A pair of kitchen tongs is easily my most-used non-knife tool. Easily. It is to the point where if I’m cooking at someone else’s house and they don’t have tongs, I am just paralyzed with confusion and betrayal. How do these people even live? What do they use to flip a salmon fillet? What do they use to toss sautéed greens? How do they flip a burger on the grill? How do they pull out their oven racks when they can’t find a mitt or dishtowel and don’t want to self-inflict horrible burns? A pair of tongs is an extension of your hand in the most literal, most effective sense: it is basically a thumb and a finger, a grown-up, heatproof version of one of those inexpressibly neato-torpedo robot claw arms that were so cool when we were kids. You don’t need one of those silly infomercial Oven Gloves to reach into the flames: this is your Oven Glove. This is your Captain Hook’s hook. This is your Terminator-style cybernetic real-grip fireproof hand, and it is like ten bucks, and it is amazing.
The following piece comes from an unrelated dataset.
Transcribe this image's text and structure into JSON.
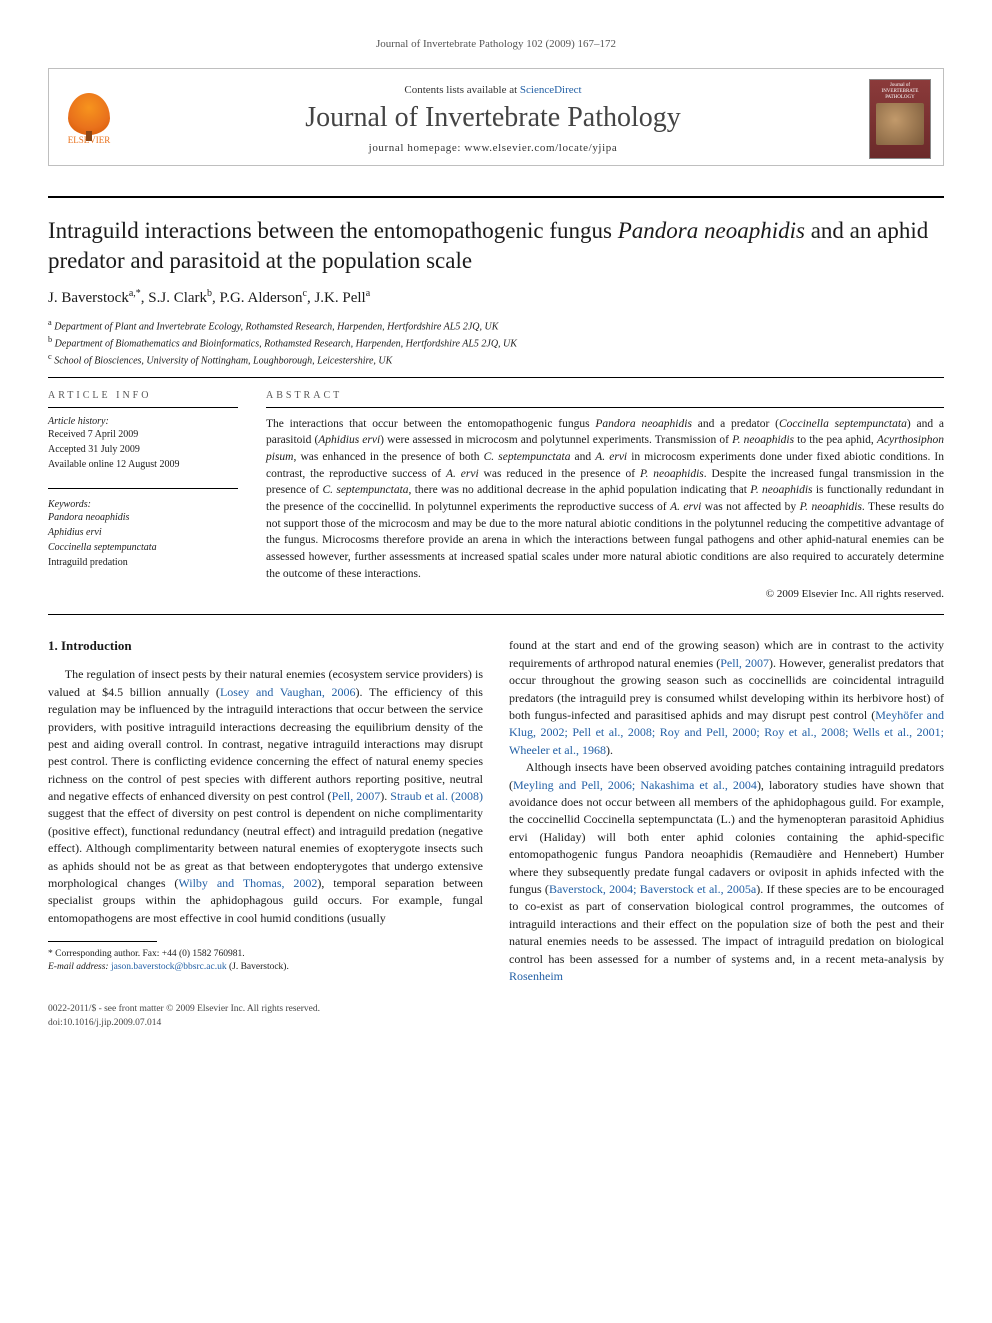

Cooking tongs come in a variety of lengths, from teensy 6-inch models all the way up to huge 24-inchers. The less violently aggressive the environment of your food, the smaller your tongs can be: use a standard 10- or 12-inch model for most stovetop and grilling purposes; if you’re pulling a turkey out of an oil-drum deep-fryer, you’ll probably want to go longer. (And maybe wear an asbestos face mask?) For optimal control, choke up on the tongs when using them: the closer you are to the ends, the better your ability to manipulate things (it’s kind of like chopsticks, of which tongs are really just large, metal, for-beginners versions). All-metal varieties are inexpensive, but (science!) metal conducts heat, so they can become uncomfortable to hold. Many brands have versions with rubber- or silicone-lined handles, which to me is an invaluable addition to the tool; a locking closure mechanism makes the tongs easier to store.
My pick: I have a pair of OXO Good Grips 12-Inch stainless steel tongs. I love them dearly.